Chaque année, environ 150 milliards
de m3 de gaz naturel partent en fumée, selon les chiffres
donnés par la Banque mondiale, qui indique que ce volume équivaut
à un quart du volume de gaz utilisé aux États-Unis
en un an, 30% de la consommation annuelle de gaz de l'Union européenne,
ou encore 75% des exportations de gaz de Russie. Le brûlage du gaz
naturel, également appelé torchage, est un procédé
utilisé pour se débarrasser du gaz naturel associé
à la production pétrolière et constitue à cet
égard "un gaspillage flagrant d'une ressource d'énergie
de grande valeur," selon Bent Svenson, chargé du dossier
à la Banque mondiale. "Le cas de l'Afrique illustre de façon
particulièrement frappante ce gaspillage de ressources. Si l'on
prenait le gaz qui est torché en Afrique, ce qui ne représente
que 40 milliards de m3 par an, et qu'on l'utilisait pour créer
de l'électricité produite par des centrales modernes et efficaces,
on pourrait doubler la production électrique
de l'Afrique subsaharienne, à l'exclusion de l'Afrique
du Sud," explique-t-il. 15 pays -le Nigeria, la Russie, l'Iran, l'Irak,
l'Angola, le Qatar, l'Algérie, le Venezuela, la Guinée Équatoriale,
l'Indonésie, le Brésil et le Mexique- sont actuellement les
plus concernés par cette pratique.
Outre ce gaspillage, le torchage pose de graves problèmes environnementaux en contribuant à augmenter significativement les émissions de gaz de serre. Selon Bent Svenson, l'arrêt du torchage ferait baisser de 13% le montant total des émissions de CO2 que les pays se sont engagés à réduire au titre du Protocole de Kyoto pour la période 2008-2012… Par ailleurs, les substances toxiques répandues par les fumées des torchères "empêchent les populations de vivre dans un environnement sain," rappelle la Banque mondiale. Au Niger, pays où a été le plus pratiqué le torchage, des communautés locales ont porté plainte en juin 2005, soutenues par les Amis de la Terre et l'ONG Environmental Rights Action, contre le Nigerian National Petroleum Corporation (NNPC) et le gouvernement nigérian, ainsi qu'à l’encontre du consortium constitué par Shell, Exxon, Chevron, TotalFinaElf et Agip, afin de faire cesser le torchage.

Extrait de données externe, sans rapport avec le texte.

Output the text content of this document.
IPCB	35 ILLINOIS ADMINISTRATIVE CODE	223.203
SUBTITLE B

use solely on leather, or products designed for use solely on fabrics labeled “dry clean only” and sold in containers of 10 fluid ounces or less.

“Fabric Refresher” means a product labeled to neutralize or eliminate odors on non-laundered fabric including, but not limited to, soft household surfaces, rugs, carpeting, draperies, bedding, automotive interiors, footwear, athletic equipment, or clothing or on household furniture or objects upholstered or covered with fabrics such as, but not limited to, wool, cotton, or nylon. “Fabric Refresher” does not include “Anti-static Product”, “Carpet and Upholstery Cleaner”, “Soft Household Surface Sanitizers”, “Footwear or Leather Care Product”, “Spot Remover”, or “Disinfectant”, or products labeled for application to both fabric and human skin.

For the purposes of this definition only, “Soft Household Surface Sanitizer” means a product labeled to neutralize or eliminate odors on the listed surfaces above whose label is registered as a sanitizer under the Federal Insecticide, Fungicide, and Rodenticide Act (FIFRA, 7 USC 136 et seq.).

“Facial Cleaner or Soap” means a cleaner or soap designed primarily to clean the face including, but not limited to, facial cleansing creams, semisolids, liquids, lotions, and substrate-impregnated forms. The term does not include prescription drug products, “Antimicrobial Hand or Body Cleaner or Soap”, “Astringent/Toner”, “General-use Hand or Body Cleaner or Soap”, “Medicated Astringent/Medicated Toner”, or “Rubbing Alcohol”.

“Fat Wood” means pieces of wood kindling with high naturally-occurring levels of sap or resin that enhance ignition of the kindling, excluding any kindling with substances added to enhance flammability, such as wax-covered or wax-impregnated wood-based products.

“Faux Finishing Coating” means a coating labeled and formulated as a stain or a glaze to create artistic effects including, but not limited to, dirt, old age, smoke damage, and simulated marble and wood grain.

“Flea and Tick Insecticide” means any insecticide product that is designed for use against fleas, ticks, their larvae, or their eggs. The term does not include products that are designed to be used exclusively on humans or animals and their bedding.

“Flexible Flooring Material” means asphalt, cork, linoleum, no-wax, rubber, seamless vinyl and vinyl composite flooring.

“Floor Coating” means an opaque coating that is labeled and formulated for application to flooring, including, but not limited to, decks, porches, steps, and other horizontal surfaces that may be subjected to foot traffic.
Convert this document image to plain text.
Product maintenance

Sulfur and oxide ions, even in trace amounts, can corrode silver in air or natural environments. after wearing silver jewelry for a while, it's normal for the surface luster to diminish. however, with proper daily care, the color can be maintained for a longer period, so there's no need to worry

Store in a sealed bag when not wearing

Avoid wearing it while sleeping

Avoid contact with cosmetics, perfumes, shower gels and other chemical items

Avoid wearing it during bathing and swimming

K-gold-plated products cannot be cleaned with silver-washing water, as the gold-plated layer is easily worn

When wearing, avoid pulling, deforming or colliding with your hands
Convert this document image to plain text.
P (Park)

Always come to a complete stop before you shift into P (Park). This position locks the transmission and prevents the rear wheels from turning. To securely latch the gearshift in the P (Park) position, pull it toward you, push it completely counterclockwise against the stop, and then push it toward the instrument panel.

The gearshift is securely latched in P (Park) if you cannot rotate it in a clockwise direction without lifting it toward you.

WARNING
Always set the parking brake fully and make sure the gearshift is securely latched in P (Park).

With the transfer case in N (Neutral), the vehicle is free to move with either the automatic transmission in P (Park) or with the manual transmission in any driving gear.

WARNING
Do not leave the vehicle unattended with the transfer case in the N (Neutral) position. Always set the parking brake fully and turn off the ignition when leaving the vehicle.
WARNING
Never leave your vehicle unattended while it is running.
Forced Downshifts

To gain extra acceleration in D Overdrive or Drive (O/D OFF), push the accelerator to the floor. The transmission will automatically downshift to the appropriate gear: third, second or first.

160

En novembre 2005, la Haute Cour Fédérale du Nigéria a ordonné aux compagnies pétrolières d'arrêter le torchage dans le delta du Niger, invoquant la violation des droits de l'homme. |
Aujourd'hui, la Banque mondiale cherche à
réduire cette pratique par le biais de partenariats publics/privés
avec les gouvernements et les compagnies pétrolières. Un
des principaux obstacles réside dans le manque d'infrastructures
et de marchés pour la vente de ces gaz associés. "Une
grande partie du pétrole est produite dans des zones éloignées,
et souvent même off-shore, donc loin des marchés où
le gaz associé pourrait être consommé," explique
Bent Svenson. Ici, le rôle de la Banque mondiale n'est pas d'investir
dans des infrastructures comme des oléducs permettant le transport
du gaz, mais de conseiller les compagnies dans ces investissements. "Réduire
le torchage demande un effort global et concerté de la part des
gouvernements et de l'industrie, ainsi que de la part des institutions
financières et des communautés locales," explique
Rashad Kaldany, président du comité de pilotage des partenariats
publics / privés. Le succès de cette initiative repose largement
sur la volonté politique des pays concernés. Aujourd'hui,
seulement un quart d’entre eux sont impliqués dans ce programme
de la Banque mondiale, qui a pu néanmoins développer plusieurs
actions, comme l'adoption d’une norme mondiale pour la réduction
du torchage, la mise en œuvre de projets pour l'utilisation des gaz associés
dans sept pays et la mise en œuvre de projets carbone, qui ont permis d'éviter
le rejet de 12 milliards de m3 de gaz par an, soit une réduction
des émissions de CO2 de 115 millions de tonnes pour 2012.